Inadvertently purchasing the Final Fantasy 7 Remake introduced me to this rich world of myth and legend. Apart from the fact that many people seemed to enjoy it, that was all I knew about it. I was hooked from the start, eager to see Cloud, Barrett, and the rest of the gang carry out their plans and avert global climate disaster. If they were able to dismantle Midgar’s strict class structure as a bonus, so be it. In addition, I was curious about the cat-like thing at the end and how Red was able to communicate. I was captivated, and I wanted to learn more about the subject matter. As a result, I purchased the original Final Fantasy 7 for my Nintendo Switch less than a week after it was released.

As a refresher for those who haven’t seen the Remake, it delivered more than simply improved visuals or speed. Reimagining the original FF7, it took the first few hours and stretched them out across an approximately 33-hour AAA experience that was completely new. For the first time, we’re able to see the expressions on the faces of everyone in Midgar in a manner that the low-poly aesthetic of the PlayStation couldn’t.

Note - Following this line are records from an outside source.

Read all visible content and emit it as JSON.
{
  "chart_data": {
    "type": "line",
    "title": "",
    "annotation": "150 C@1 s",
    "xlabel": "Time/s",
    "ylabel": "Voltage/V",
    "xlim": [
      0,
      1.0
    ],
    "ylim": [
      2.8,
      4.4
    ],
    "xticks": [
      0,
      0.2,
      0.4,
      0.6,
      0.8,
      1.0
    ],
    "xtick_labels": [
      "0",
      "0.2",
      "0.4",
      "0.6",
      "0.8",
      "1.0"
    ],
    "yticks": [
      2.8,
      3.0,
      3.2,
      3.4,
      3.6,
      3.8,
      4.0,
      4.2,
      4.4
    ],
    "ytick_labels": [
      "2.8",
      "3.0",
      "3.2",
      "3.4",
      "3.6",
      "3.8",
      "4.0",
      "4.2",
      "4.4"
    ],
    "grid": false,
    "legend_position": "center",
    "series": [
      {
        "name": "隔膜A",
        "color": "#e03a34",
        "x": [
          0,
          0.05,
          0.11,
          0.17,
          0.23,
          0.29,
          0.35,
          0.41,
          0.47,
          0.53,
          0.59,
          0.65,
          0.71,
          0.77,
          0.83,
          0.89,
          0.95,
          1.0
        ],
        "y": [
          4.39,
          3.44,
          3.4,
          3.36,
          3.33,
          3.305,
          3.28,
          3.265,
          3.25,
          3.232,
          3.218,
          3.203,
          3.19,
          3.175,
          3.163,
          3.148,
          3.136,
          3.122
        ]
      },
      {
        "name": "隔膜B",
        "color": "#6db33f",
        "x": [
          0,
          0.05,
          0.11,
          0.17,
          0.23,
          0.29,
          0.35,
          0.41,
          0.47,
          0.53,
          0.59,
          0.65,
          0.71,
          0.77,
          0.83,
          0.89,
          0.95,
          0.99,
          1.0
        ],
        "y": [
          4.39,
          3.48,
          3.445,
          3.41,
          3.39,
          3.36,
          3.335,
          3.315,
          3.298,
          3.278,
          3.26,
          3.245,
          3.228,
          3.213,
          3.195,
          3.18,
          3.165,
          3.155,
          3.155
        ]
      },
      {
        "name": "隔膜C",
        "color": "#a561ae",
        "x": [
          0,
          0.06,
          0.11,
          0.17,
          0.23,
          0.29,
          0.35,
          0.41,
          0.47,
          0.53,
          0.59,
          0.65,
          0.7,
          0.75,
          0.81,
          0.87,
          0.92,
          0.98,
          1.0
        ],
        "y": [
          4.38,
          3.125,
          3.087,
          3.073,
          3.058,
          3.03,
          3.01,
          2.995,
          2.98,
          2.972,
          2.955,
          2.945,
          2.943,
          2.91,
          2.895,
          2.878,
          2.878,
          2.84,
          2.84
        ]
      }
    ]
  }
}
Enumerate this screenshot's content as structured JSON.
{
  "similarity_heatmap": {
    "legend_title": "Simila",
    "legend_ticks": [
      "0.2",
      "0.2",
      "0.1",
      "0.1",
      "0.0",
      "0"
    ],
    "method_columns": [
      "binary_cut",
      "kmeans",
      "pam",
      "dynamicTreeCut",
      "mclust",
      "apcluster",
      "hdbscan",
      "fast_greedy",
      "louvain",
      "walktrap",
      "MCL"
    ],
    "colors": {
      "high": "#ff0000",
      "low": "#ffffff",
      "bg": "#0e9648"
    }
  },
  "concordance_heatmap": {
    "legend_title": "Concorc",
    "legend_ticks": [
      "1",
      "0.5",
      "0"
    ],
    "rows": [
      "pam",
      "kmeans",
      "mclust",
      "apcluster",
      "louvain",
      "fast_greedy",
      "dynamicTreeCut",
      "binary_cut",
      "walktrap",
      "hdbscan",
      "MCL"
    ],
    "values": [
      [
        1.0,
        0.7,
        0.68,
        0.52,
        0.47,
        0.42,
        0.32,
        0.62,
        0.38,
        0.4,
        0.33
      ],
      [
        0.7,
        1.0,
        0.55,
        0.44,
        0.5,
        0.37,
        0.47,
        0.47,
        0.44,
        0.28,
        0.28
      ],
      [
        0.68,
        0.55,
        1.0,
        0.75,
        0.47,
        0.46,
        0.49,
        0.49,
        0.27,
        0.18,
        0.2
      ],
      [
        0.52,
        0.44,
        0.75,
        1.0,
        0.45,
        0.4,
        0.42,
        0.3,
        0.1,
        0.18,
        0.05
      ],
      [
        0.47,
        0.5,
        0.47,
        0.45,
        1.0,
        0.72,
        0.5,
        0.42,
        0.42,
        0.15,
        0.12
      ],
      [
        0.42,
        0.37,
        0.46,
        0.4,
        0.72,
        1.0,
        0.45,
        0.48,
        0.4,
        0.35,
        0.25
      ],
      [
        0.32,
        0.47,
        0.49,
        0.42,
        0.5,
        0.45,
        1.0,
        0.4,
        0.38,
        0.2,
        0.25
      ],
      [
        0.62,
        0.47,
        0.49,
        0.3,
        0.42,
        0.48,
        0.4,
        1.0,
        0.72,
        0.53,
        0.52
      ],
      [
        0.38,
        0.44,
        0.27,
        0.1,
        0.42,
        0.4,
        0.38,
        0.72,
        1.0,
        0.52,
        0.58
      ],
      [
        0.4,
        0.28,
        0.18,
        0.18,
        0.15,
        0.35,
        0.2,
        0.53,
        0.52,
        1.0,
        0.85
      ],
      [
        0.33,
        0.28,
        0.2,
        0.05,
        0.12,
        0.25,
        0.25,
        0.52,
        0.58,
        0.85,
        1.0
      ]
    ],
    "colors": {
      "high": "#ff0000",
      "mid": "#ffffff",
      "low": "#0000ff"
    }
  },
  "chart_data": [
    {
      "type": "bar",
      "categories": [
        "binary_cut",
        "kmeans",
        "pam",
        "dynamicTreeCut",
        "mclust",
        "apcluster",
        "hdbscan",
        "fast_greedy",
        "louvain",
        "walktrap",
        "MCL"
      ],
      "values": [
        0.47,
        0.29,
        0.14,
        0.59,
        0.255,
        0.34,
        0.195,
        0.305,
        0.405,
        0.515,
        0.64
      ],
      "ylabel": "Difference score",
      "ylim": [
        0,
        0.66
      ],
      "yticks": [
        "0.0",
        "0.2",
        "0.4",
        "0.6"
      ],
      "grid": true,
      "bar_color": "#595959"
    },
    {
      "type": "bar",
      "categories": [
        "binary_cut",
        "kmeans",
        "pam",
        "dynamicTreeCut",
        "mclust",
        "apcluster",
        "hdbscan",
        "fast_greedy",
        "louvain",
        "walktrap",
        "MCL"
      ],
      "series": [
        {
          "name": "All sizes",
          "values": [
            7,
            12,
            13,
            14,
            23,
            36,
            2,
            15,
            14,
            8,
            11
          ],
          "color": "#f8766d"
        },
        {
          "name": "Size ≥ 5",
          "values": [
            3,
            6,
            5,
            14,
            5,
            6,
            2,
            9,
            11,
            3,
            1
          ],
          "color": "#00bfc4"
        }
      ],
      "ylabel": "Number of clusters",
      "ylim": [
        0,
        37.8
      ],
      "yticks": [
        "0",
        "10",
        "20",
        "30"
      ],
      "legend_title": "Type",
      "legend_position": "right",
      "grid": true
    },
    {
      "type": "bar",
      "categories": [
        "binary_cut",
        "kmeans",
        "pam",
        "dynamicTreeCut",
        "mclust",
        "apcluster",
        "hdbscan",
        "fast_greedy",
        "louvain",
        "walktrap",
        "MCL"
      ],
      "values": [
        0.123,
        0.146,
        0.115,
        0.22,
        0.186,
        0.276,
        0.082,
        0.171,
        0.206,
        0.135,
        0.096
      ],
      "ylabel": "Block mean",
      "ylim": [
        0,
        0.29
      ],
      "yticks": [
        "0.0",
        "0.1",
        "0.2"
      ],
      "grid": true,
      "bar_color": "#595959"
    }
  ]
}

Imagine my pleasure at finally being able to see everything in Remake that I missed out on when I just played the original. The original, on the other hand, was like falling in love with a game that didn’t reciprocate the affection.

Yes, there was still much to be thankful for. Despite its age, the game still has the retro charm of the PlayStation era, with its emphasis on experimentation and playfulness. Conventional triple-A game logic does not apply to Final Fantasy 7. At one point, the cutscenes felt more like a surrealist artwork than an uber-popular title from a large gaming studio. It’s nice to see something new that doesn’t follow the same formula.

However, the original Final Fantasy 7 is still twitching in 2021.

There is a lot of grinding in the game, much as in any older turn-based RPG. After succumbing to one of the game’s numerous bosses, I gave up and used the speed-up option and invincible mode instead. Taming the Chocobo, for example, might be tough without a guidance. Additionally, the Switch version lacks save states, requiring players to rely on the game’s prior save points.

In terms of reliving an old RPG, these are all typical experiences. In spite of this, and despite the fact that the invincible mode and a guide mitigate these flaws, my time with Final Fantasy 7 was never very enjoyable.

There’s a lot here that just doesn’t hold up over time. As an example, Aerith and Tifa’s rivalry for Cloud is an unpleasant dynamic to see after seeing how they cared for each other in Remake. In the original, Cloud is less of a melancholy youngster and more of a straight-up punk. He uses a racial slur and acts more like a sixth-grader than a young adult coping with the profound pain of his background. He’s not. Lastly, there’s a scene in which Cloud wears a dress that was so infamously bungled that the creators made it a point to edit it in a considerate manner.

Aerith’s death is the huge shock and spoiler in the series. It all happened so quickly. Sephiroth appears out of nowhere and stabs her in the back as you’re watching a cutscene. I was left wondering what had happened to her, rather than experiencing a sense of sorrow, when she died. While I can see the story’s need for her demise, it was a letdown. I sobbed more when I saw Aerith’s ghost in Advent Children than I did when I first saw him in the main game.

Because of these flaws, I found myself missing the Remake version of the game a lot. I want to hear the characters’ voices once again and to see Cloud’s wide, blue, mournful eyes. If I find myself missing the universe of the original, I’ll just go back and re-watch bits of the Remake.